Imaginez vous réveiller un matin pour découvrir que le monde qui vous entoure a radicalement changé, où les visages familiers se sont métamorphosés en visages déformés, ressemblant à des démons ou des créatures fantastiques. C’est la réalité troublante que vit Victor Sharrah, un chef cuisinier de 58 ans du Tennessee, qui souffre d’un état rarissime connu sous le nom de prosopométamorphopsie (PMO). Un matin de 2020, Sharrah a été confronté à cette vision effrayante, voyant son colocataire avec des traits grotesquement déformés. Malgré son anxiété et sa peur d’un possible internement en psychiatrie, il a compris par la suite qu’il n’avait pas perdu la raison mais qu’il était affecté par ce trouble visuel énigmatique.
Qu’est-ce que la Prosopométamorphopsie?
Ce phénomène perturbe la perception des visages sans pour autant empêcher leur reconnaissance.
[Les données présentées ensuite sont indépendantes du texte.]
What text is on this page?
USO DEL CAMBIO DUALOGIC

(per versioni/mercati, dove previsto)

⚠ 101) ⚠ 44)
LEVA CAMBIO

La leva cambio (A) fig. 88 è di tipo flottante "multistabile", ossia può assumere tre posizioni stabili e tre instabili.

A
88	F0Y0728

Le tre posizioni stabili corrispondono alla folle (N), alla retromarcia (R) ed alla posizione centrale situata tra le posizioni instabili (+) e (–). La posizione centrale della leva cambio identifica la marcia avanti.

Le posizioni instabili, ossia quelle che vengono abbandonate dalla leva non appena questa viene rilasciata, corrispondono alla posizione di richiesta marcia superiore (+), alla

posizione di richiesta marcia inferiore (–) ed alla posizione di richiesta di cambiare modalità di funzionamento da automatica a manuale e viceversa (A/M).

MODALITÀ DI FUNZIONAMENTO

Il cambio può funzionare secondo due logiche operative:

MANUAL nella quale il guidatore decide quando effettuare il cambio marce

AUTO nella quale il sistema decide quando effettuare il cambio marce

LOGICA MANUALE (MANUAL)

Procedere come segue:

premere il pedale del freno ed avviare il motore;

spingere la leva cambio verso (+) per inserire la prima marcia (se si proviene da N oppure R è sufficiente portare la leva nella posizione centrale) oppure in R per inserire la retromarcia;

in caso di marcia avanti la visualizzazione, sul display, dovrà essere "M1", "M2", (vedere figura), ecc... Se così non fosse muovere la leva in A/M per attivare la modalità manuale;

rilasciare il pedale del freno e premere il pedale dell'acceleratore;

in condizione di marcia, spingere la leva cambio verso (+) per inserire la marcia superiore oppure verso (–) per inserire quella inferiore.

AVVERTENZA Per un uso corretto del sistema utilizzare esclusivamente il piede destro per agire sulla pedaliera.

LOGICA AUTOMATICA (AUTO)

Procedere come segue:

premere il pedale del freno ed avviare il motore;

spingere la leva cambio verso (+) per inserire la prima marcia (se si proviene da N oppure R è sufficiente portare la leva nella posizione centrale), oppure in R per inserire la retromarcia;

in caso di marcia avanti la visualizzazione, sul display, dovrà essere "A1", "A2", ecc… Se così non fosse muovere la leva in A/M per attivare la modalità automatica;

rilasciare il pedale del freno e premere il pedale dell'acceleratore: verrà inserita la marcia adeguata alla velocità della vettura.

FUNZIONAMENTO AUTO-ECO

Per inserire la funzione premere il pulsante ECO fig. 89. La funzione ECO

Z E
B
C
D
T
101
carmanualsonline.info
Selon Antonio Mello, chercheur spécialiste de la PMO, les symptômes sont variés : certains patients voient des visages aux traits elfiques, d’autres les voient avec des couleurs anormales comme le violet ou le vert, ou bien avec des traits qui semblent être en perpétuel mouvement. Ce qui distingue Sharrah est sa capacité à voir normalement les visages en deux dimensions, comme sur un écran ou une photo, une particularité qui a aidé les chercheurs à davantage comprendre ce trouble.
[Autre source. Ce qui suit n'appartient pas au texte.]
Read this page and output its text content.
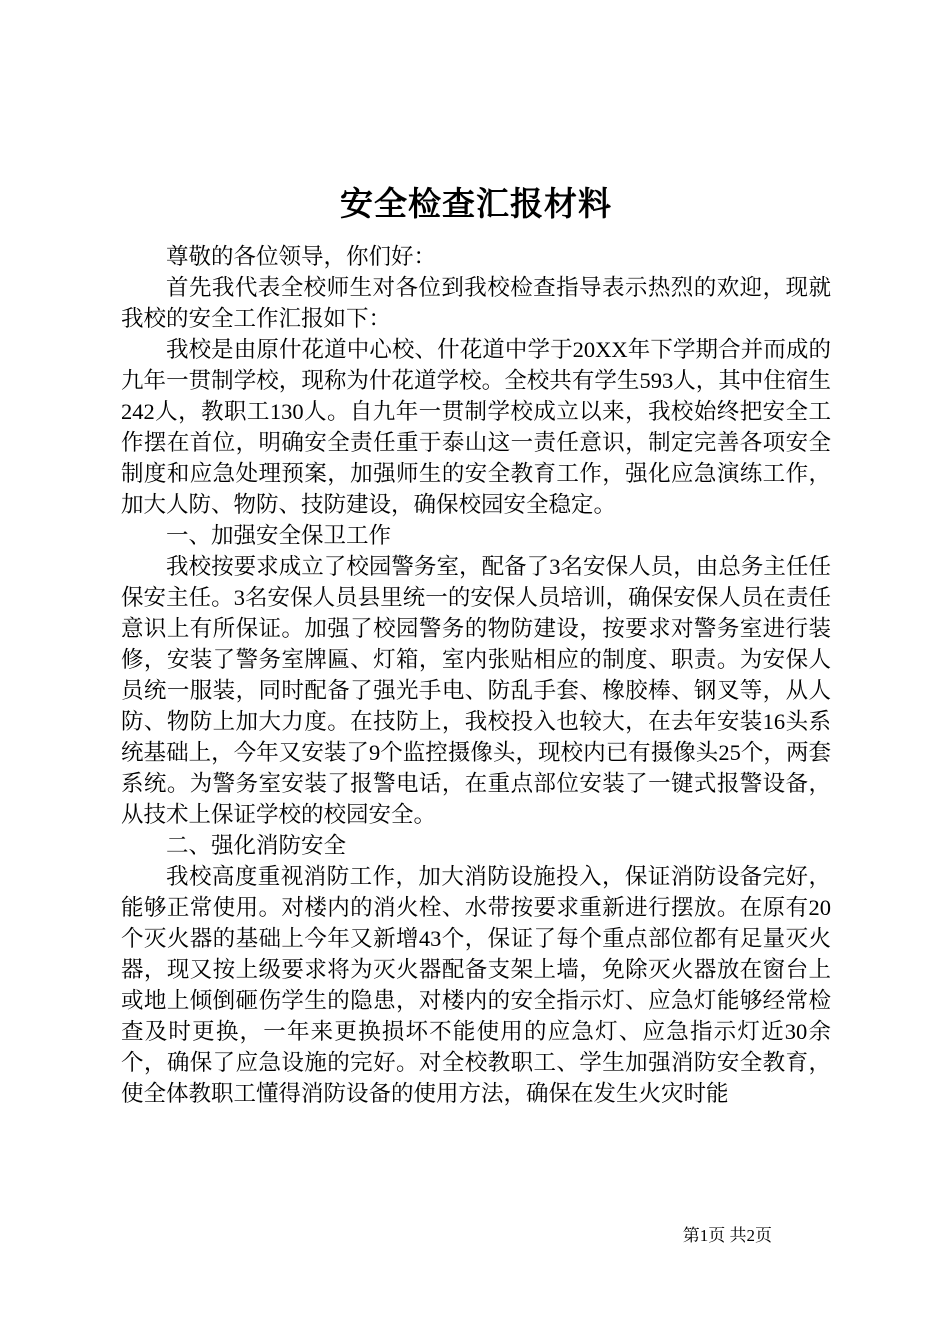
安全检查汇报材料

尊敬的各位领导，你们好：

首先我代表全校师生对各位到我校检查指导表示热烈的欢迎，现就我校的安全工作汇报如下：

我校是由原什花道中心校、什花道中学于20XX年下学期合并而成的九年一贯制学校，现称为什花道学校。全校共有学生593人，其中住宿生242人，教职工130人。自九年一贯制学校成立以来，我校始终把安全工作摆在首位，明确安全责任重于泰山这一责任意识，制定完善各项安全制度和应急处理预案，加强师生的安全教育工作，强化应急演练工作，加大人防、物防、技防建设，确保校园安全稳定。

一、加强安全保卫工作

我校按要求成立了校园警务室，配备了3名安保人员，由总务主任任保安主任。3名安保人员县里统一的安保人员培训，确保安保人员在责任意识上有所保证。加强了校园警务的物防建设，按要求对警务室进行装修，安装了警务室牌匾、灯箱，室内张贴相应的制度、职责。为安保人员统一服装，同时配备了强光手电、防乱手套、橡胶棒、钢叉等，从人防、物防上加大力度。在技防上，我校投入也较大，在去年安装16头系统基础上，今年又安装了9个监控摄像头，现校内已有摄像头25个，两套系统。为警务室安装了报警电话，在重点部位安装了一键式报警设备，从技术上保证学校的校园安全。

二、强化消防安全

我校高度重视消防工作，加大消防设施投入，保证消防设备完好，能够正常使用。对楼内的消火栓、水带按要求重新进行摆放。在原有20个灭火器的基础上今年又新增43个，保证了每个重点部位都有足量灭火器，现又按上级要求将为灭火器配备支架上墙，免除灭火器放在窗台上或地上倾倒砸伤学生的隐患，对楼内的安全指示灯、应急灯能够经常检查及时更换，一年来更换损坏不能使用的应急灯、应急指示灯近30余个，确保了应急设施的完好。对全校教职工、学生加强消防安全教育，使全体教职工懂得消防设备的使用方法，确保在发生火灾时能

第1页 共2页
Une Aide Visuelle pour Comprendre la PMO
L’équipe du professeur Mello, de Dartmouth College aux États-Unis, a pu créer des images illustrant de manière quasi-réalistique ce que voit une personne atteinte de PMO. En travaillant avec Sharrah, ils ont comparé des photos du visage de Mello et d’une autre personne avec les distorsions perçues. Tandis que pour la plupart des patients atteints de PMO, regarder une image de visage entraîne des distorsions, Sharrah a cette exceptionnelle faculté de distinguer les visages 2D des déformations vécues dans la réalité tridimensionnelle. Ces images, récemment publiées dans la revue médicale The Lancet, offrent une perspective rare sur cette condition stupefiante.
Les Mystères de la Prosopométamorphopsie
Jason Barton, neurologue à l’université de Colombie Britannique, souligne que la PMO est un symptôme qui peut avoir diverses origines. La majorité des cas étudiés par ce chercheur relève d’événements particuliers survenant dans le cerveau. Pour Sharrah, bien qu’il ait subi une lésion cérébrale en 2007 lors d’un accident de travail, celle-ci ne semble pas liée à son trouble visuel. En effet, les examens IRM ont révélé que la lésion se situait dans l’hippocampe, une région cérébrale traditionnellement non associée au réseau de traitement visuel des visages.
Défis Quotidiens et Perception Altérée
La vie avec la PMO est loin d’être simple et les images ne traduisent qu’imparfaitement les difficultés rencontrées par ceux qui en souffrent. Pour Sharrah, et d’autres patients, le quotidien avec de telles hallucinations visuelles est profondément perturbant, d’autant plus que les visages déformés ne sont pas fixes mais en constante transformation, particulièrement lorsque les personnes bougent ou parlent. Le combat contre ce trouble visuel singulier continue à être un parcours semé d’embûches, ponctué par l’espoir que la recherche apportera des réponses et des outils pour mieux comprendre et peut-être un jour, remédier à la prosopométamorphopsie.